奈々子のつぶやきが聞こえた。私はアパートの部屋に戻った。カントクにもらった万年筆を取り出して眺めながら、私はこれで何を書けばいいんだろうと考えた。何も浮かばない。途中で止まってた『The Rules of Love』をめくったけど、あまり文章に集中できない。なんとなく開いたページには、You don't both have to have the same rules.とあった。みんなが同じルールで動いているわけじゃない。高い所が苦手な人もいれば平気な人もいる。結城さんは、私と所長はよく似ていて双子のようだとからかう。でも私達は全然違う人間だ。
所長は今元カノと何をしてるんだろう。ヨリは戻るのだろうか。あそこに一緒に住むようになるとか?そしたら私はあまり行かない方がいいだろうか。
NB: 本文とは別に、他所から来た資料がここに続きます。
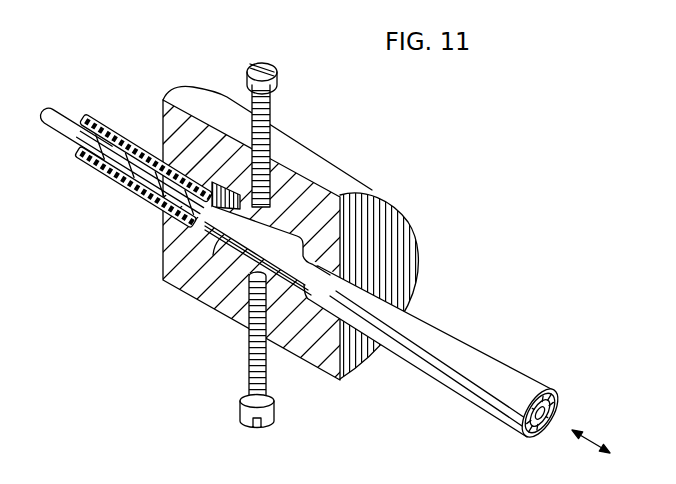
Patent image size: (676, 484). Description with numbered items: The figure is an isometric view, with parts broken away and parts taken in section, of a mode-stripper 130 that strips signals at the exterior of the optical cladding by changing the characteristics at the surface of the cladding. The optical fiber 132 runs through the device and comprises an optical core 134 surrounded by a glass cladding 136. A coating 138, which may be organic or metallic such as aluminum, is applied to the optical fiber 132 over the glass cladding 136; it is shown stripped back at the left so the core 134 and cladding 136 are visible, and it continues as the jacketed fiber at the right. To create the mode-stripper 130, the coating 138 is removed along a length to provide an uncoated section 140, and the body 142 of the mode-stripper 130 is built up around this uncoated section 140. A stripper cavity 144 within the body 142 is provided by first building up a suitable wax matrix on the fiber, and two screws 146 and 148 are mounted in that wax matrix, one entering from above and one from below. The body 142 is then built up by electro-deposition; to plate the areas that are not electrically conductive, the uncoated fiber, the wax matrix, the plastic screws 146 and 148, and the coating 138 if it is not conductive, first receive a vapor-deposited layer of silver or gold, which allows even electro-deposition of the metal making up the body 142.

なんにも集中できないので平岸家に戻った。外はもう雪が降り始めていた。テーブルにクッキーと小さなスポンジケーキが山になっていて『お好きにどうぞ』という紙が横に置いてあった。私はケーキのかけらを口に入れてから、スマホで古本あさりをした。部屋にある本がまだ読み終わってないのに、また本を買いたくなる。私はおかしいのだろうか。依存症?それっぽいっていろんな人にそれとなく言われたような記憶がある。
早く大人になりたい。でもどうしたらいいんだろう。
その答えがセックスでないことは確かだ。
もちろん親の金で買い物することでもない。
そのうちあかねが来て、お菓子の山を見るなり、
またあたしを太らせる気ね。
と言いながらもクッキーをつまみ、キッチンに行って紅茶を入れて戻ってきた。
今日は久方さんとこ行かないの?
と聞かれたので、『元カノがもう来てる』と言ったらニヤニヤし始めた。
とうとう来ちゃったのね。
しかも明日は大雪よ。外に出れないのよ。悪天候で屋敷に閉じ込められた幼なじみの美少年が愛を語り合うのよ──インスピレーションがわいたわ!!メモ!すぐにメモしなきゃ!
あかねはクッキーが乗った皿をつかんで、持っていってしまった。ダイエットはどうなったんだ。そのクッキー全部食べる気か!?所長で妄想するのいいかげんやめてほしいんだけど。
私は言いたいことを口にする代わりにケーキのかけらを次々と食べ、気がついたらほとんどなくなっていた。
明日は大雪で外に出れない。
何をして過ごせばいいんだろう。動画で何か役に立ちそうなものを探そうかな。本を読むか、いいかげんシナリオか小説を書くか。
私は本をめくったり動画を見たりしながら時々時計を見た。今、所長とレティシアという人が何をしているか、気になって仕方がない。あと結城さんもだ。クリスマスは札幌に帰ると言っていた。何をして過ごすんだろう?誰かに会うんだろうか。